“Why do you have to talk so much about being gay? Shouldn’t your identity be found in Christ?” “We’re all the same at heart! When you keep talking about your identity you’re just putting separations between us! Focus on our similarities not our differences!”
I’ve heard all of these statements over and over (and over and over) again for years. They are said by all kinds of people ranging from the kind hearted person who really, truly means well to the out and out hater who doesn’t think I should be allowed to exist. I could sit here and debunk these statements word by word. I could explain how the identities of trans people, particularly trans people of color are economic issues because trans people are more likely to not be able to get jobs or access stable housing. I could explain how Christianity prioritizes the identities of white men and so when they claim Christianity as their identity that claim is actually synonymous with the identity they hold. I could explain that while yes, we do have a lot of similarities, it is our differences that impact how we move through the world.
I could do all of that but I’m not convinced it will make much of a difference because the arguments have been made. They continue to be made. Today I just want to talk about my identity and why it matters to me. I’m frankly tired of arguments and debunking myths. It’s exhausting. So today I am just asking you to listen and to see me.
I am a man. I am white. I am transgender. I am queer. I am a Christian. I am a boyfriend. I am a priest. I am a brother. I am a son. I am a friend. I am a writer. I am a leader. I am all of these things. None of them are contradictions. They all matter. And they all inform one another.
The fact that I am transgender informs how I interact as a man. The fact that I am a priest informs how I live out my Christianity. The fact that I am white gives me privilege as I move through the world. My identity as a Christian informs my queerness. The way I was raised and socialized impacts how I treat my girlfriend. It means that I am probably more sympathetic to her needs than I would be had I been raised a cisgender man.
I have had people tell me that my identities can’t co-exist. I cannot be a priest and a boyfriend (even though my tradition ordains people who are partnered and married). I have been told that I cannot be a Christian and queer. I have been told that I can’t be transgender and a man; that somehow my history negates my present.
When you tell me that some part of my identity can’t possibly exist because of another part of my identity what you are telling me is: I don’t see you. When you tell me that you love me but you can’t respect my pronouns or you don’t think I’m really a Christian what you are telling me is: I don’t see you. And if you can’t see me, then you can’t love me. Not in any real way.

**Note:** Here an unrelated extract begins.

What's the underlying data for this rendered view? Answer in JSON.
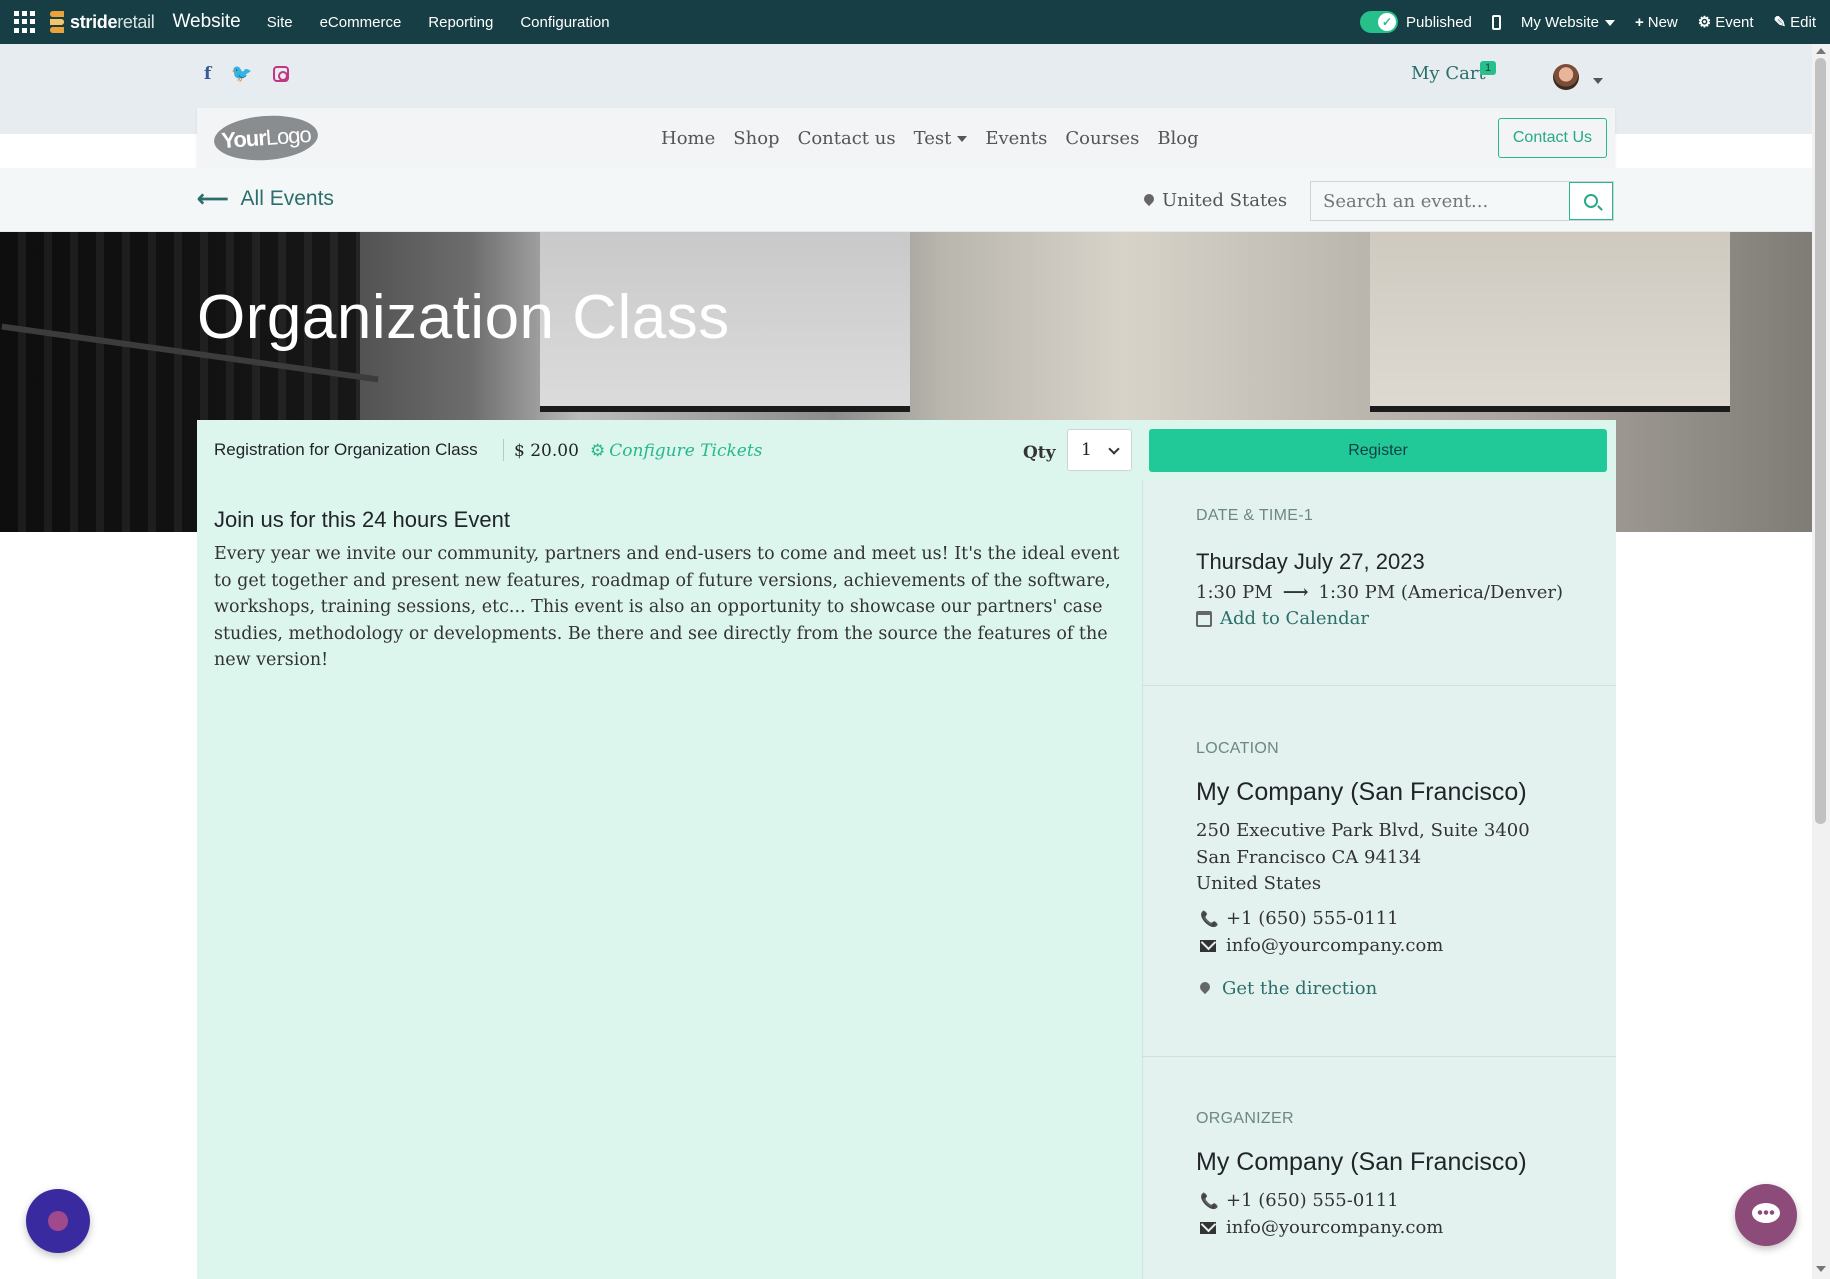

I am tired of being unseen.
What for you is identity politics is for me my very existence. It’s who I am. It’s my life.
And it’s beautiful.
When I stand behind an altar and say Mass I hold the body of Christ in transgender hands. When I write words on paper I write them with the wisdom of all of the queer people who have come before me pulsing in my heart. When I hold my girlfriend I do it with queer hands that love her fiercely (and don’t make her any less straight).
I claim all of my identity. The various facets that inform and influence and intersect with one another. I claim my queerness and my love for Jesus and my calling as a priest. I claim my identity as a lover and as a transgender man. I claim my body with its scars and desires. I claim the way I touch and feel and walk and move. I claim my history and my future. I claim my present. I claim my wandering journey from where I was to where I am.
I will not allow anyone to tell me that my identity cannot exist. Or that my identity doesn’t matter. Or that I should shut up about my identity. Identity, in all of the nuances of the word, is life to me.
You will not silence me. I was silenced for too long and I will not be silent again.